Clinical Significance of Indeterminate Lupus Anticoagulant (LAC) Results.

The International Society of Thrombosis and Hemostasis (ISTH) criteria for the diagnosis of the lupus anticoagulant (LAC) include: Screening test that demonstrates the prolongation of a phospholipid-dependent (PL-D) clotting time; mixing test that confirms the presence of an inhibitor; the confirmation that the inhibitor is PL-D and exclusion of other coagulopathies. Test results that do not fulfill all the criteria are considered indeterminate. These indeterminate results are common (Kottke-Marchant et al. J Thromb Haemost. 2007; 5 Supplement 2: P-M-455), still there is no published data regarding clinical significance.

This study investigated the prevalence of thrombotic events in an initial cohort of unselected patients (n=256) from one tertiary hospital in the United States, who were tested for LAC and other antiphospholipid (aPL) antibodies from a 2 month period in 2006. The laboratory results (PT/INR, aPTT, dilute Russell's viper venom time (DRVVT), STACLOT and platelet neutralization (PNP)) were evaluated. The profile included 3 separate PL -D assays (DRVVT confirm, STACLOT, PNP). Samples containing heparin (>0.1U/ml) were pre-treated with Hepadsorb. The LAC profile was considered indeterminate if PL test results were positive, but without a positive aPTT or DRVVT mixing study. The initial cohort included 83 patients with indeterminate results. From this group, 18 patients were excluded: Four due to incomplete data, 2 due to high heparin level (anti Xa>1.0 U/ml), 5 due to other prothrombotic etiologies and 7 with other positive aPL antibodies. For an assessment of thrombotic history, we performed retrospective chart reviews and tabulated all Sapporo clinical features, malignancy and auto-immune disorders within 5 years before and 2 years after the index laboratory testing. Events that did not fulfill diagnostic criteria for thrombosis, ischemic events or obstetrical complications were excluded. The final analysis sample included 65 patients with indeterminate LAC, 106 with negative and 27 with positive LAC.

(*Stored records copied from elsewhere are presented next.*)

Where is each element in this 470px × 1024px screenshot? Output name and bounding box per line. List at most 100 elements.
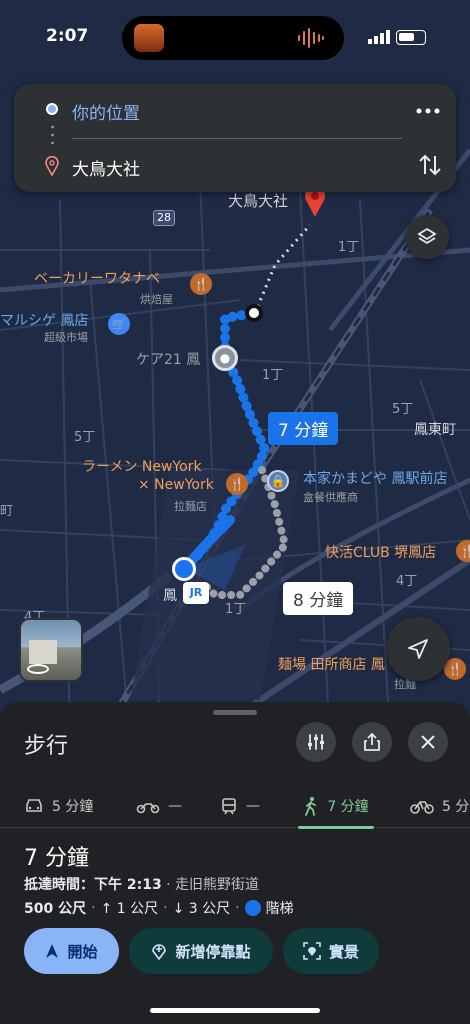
navigation-start-icon xyxy=(46,944,59,958)
arrival-label: 抵達時間： xyxy=(24,877,94,893)
recenter-button[interactable] xyxy=(386,617,450,681)
cellular-signal-icon xyxy=(368,30,390,44)
layers-button[interactable] xyxy=(405,215,449,259)
elevation-down: ↓ 3 公尺 xyxy=(172,901,231,917)
live-view-icon xyxy=(303,942,321,960)
poi-supermarket-sub: 超級市場 xyxy=(44,331,88,344)
tab-walking-label: 7 分鐘 xyxy=(327,799,369,815)
poi-ramen-label[interactable]: ラーメン NewYork xyxy=(82,456,202,476)
home-indicator[interactable] xyxy=(150,1008,320,1013)
poi-menya-label[interactable]: 麺場 田所商店 鳳 xyxy=(278,654,385,674)
tune-icon xyxy=(308,734,324,750)
sheet-title: 步行 xyxy=(24,734,69,759)
status-time: 2:07 xyxy=(46,26,89,46)
stairs-label: 階梯 xyxy=(265,901,294,917)
bike-icon xyxy=(410,801,434,814)
station-label[interactable]: 鳳 xyxy=(163,585,177,605)
tab-motorcycle[interactable]: — xyxy=(136,784,182,828)
shopping-cart-icon[interactable]: 🛒 xyxy=(108,313,130,335)
stairs-icon xyxy=(244,900,261,916)
route-via: · 走旧熊野街道 xyxy=(166,877,260,893)
poi-ramen-sub: 拉麵店 xyxy=(174,500,207,513)
battery-icon xyxy=(396,30,426,45)
tab-cycling[interactable]: 5 分 xyxy=(410,784,469,828)
road-number-badge: 28 xyxy=(153,210,175,226)
navigation-arrow-icon xyxy=(408,639,428,659)
area-edge-label: 町 xyxy=(0,504,14,519)
restaurant-icon[interactable]: 🍴 xyxy=(226,473,248,495)
elevation-up: ↑ 1 公尺 xyxy=(100,901,159,917)
tab-motorcycle-label: — xyxy=(168,798,182,814)
app-thumbnail-icon xyxy=(134,24,164,52)
arrival-time: 下午 2:13 xyxy=(94,877,162,893)
close-icon xyxy=(421,735,435,749)
directions-sheet: 步行 5 分鐘 — — 7 分鐘 5 分 7 分鐘 抵達時間：下午 2:13 ·… xyxy=(0,702,470,1024)
tab-driving-label: 5 分鐘 xyxy=(52,799,94,815)
swap-button[interactable] xyxy=(416,150,444,180)
destination-field[interactable]: 大鳥大社 xyxy=(72,155,140,180)
audio-waveform-icon xyxy=(298,28,324,48)
area-chome-label: 1丁 xyxy=(338,240,360,255)
origin-dot-icon xyxy=(46,103,58,115)
area-chome-label: 5丁 xyxy=(392,402,414,417)
alt-route-callout[interactable]: 8 分鐘 xyxy=(283,582,354,615)
walk-icon xyxy=(305,797,317,816)
start-button[interactable]: 開始 xyxy=(24,928,119,974)
share-icon xyxy=(364,732,380,751)
route-metrics: 500 公尺 · ↑ 1 公尺 · ↓ 3 公尺 · 階梯 xyxy=(24,900,294,917)
area-chome-label: 1丁 xyxy=(225,602,247,617)
motorcycle-icon xyxy=(136,803,160,814)
more-options-button[interactable] xyxy=(412,98,444,122)
poi-ramen-label-2[interactable]: × NewYork xyxy=(138,477,214,493)
train-icon xyxy=(222,798,236,815)
tab-cycling-label: 5 分 xyxy=(442,799,470,815)
street-view-thumbnail[interactable] xyxy=(19,618,83,682)
dynamic-island[interactable] xyxy=(122,16,344,60)
car-icon xyxy=(26,799,42,812)
swap-vertical-icon xyxy=(419,154,441,176)
layers-icon xyxy=(417,227,437,245)
connector-dots-icon xyxy=(51,125,54,145)
tab-driving[interactable]: 5 分鐘 xyxy=(24,784,93,828)
tab-transit[interactable]: — xyxy=(220,784,260,828)
current-location-dot xyxy=(172,557,196,581)
destination-map-label: 大鳥大社 xyxy=(228,192,289,210)
start-button-label: 開始 xyxy=(67,942,98,961)
route-start-marker xyxy=(245,304,263,322)
walk-time-callout[interactable]: 7 分鐘 xyxy=(268,412,339,445)
route-options-button[interactable] xyxy=(296,722,336,762)
area-chome-label: 4丁 xyxy=(396,574,418,589)
poi-supermarket-label[interactable]: マルシゲ 鳳店 xyxy=(0,310,88,330)
care-facility-icon[interactable]: ● xyxy=(212,345,238,371)
poi-care-label[interactable]: ケア21 鳳 xyxy=(136,349,200,369)
poi-bakery-label[interactable]: ベーカリーワタナベ xyxy=(34,268,160,288)
arrival-info: 抵達時間：下午 2:13 · 走旧熊野街道 xyxy=(24,874,259,894)
status-bar: 2:07 xyxy=(0,0,470,78)
share-button[interactable] xyxy=(352,722,392,762)
add-stop-label: 新增停靠點 xyxy=(175,942,251,961)
street-view-icon xyxy=(27,664,49,674)
poi-kaikatsu-label[interactable]: 快活CLUB 堺鳳店 xyxy=(325,542,436,562)
destination-pin-outline-icon xyxy=(45,156,59,176)
poi-bento-sub: 盒餐供應商 xyxy=(303,491,358,504)
route-duration: 7 分鐘 xyxy=(24,846,89,871)
lock-icon[interactable]: 🔒 xyxy=(267,470,289,492)
tab-transit-label: — xyxy=(246,798,260,814)
live-view-button[interactable]: 實景 xyxy=(283,928,379,974)
live-view-label: 實景 xyxy=(328,942,359,961)
area-chome-label: 1丁 xyxy=(262,368,284,383)
more-horizontal-icon xyxy=(416,108,440,114)
poi-bento-label[interactable]: 本家かまどや 鳳駅前店 xyxy=(303,468,447,488)
restaurant-icon[interactable]: 🍴 xyxy=(190,273,212,295)
tab-walking[interactable]: 7 分鐘 xyxy=(298,784,374,829)
add-stop-button[interactable]: 新增停靠點 xyxy=(129,928,273,974)
add-location-icon xyxy=(152,944,167,960)
origin-field[interactable]: 你的位置 xyxy=(72,99,140,124)
area-east-label: 鳳東町 xyxy=(414,422,456,438)
sheet-drag-handle[interactable] xyxy=(213,710,257,715)
field-divider xyxy=(72,138,402,139)
jr-station-icon[interactable]: JR xyxy=(183,582,209,604)
directions-card: 你的位置 大鳥大社 xyxy=(14,84,456,192)
close-button[interactable] xyxy=(408,722,448,762)
area-chome-label: 5丁 xyxy=(74,430,96,445)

The final indeterminate LAC cohort included 65 patients, with mean follow-up of 18 months. Malignancy was present in 29% and autoimmune disease in 25% of patients. The most common thrombotic events were deep vein thrombosis (DVT) (28%), cerebral ischemic stroke (14%) and pulmonary embolism (14%). When compared to those with negative tests, indeterminate group patients were more likely males, relatively older, and more likely to have DVT, superficial thrombosis (ST) or myocardial infarction (MI) (P= 0.049, 0.021, 0.044, 0.005 and 0.045 respectively). Concurrent coumadin (warfarin) therapy was more prevalent in the indeterminate group, but it did not reach statistical significance (p=0.15). There was no statistical significant difference in the prevalence of cancer or autoimmune disease (P=0.19 and 0.48 respectively). In the multivariate analysis model none of the previous variables reached any statistical significance between the two groups. When compared the above clinical variables between indeterminate results and positive LAC results groups from the same cohort, we failed to show any major statistically significant differences. We noticed very poor retesting rate in the indeterminate group during the follow up period of 2 years (15% only).

Indeterminate results are common among patients referred for LAC testing. When compared to those with negative results, patients with indeterminate results are more likely to have a history of DVT, superficial thrombosis or MI, but none of the clinical variables reached statistical significance in a multivariate model. On the other hand, patients in the indeterminate group shared demographic and clinical profiles with those in the positive results group. This further highlights the need to study the clinical significance of indeterminate LAC results in a prospective study.

No relevant conflicts of interest to declare.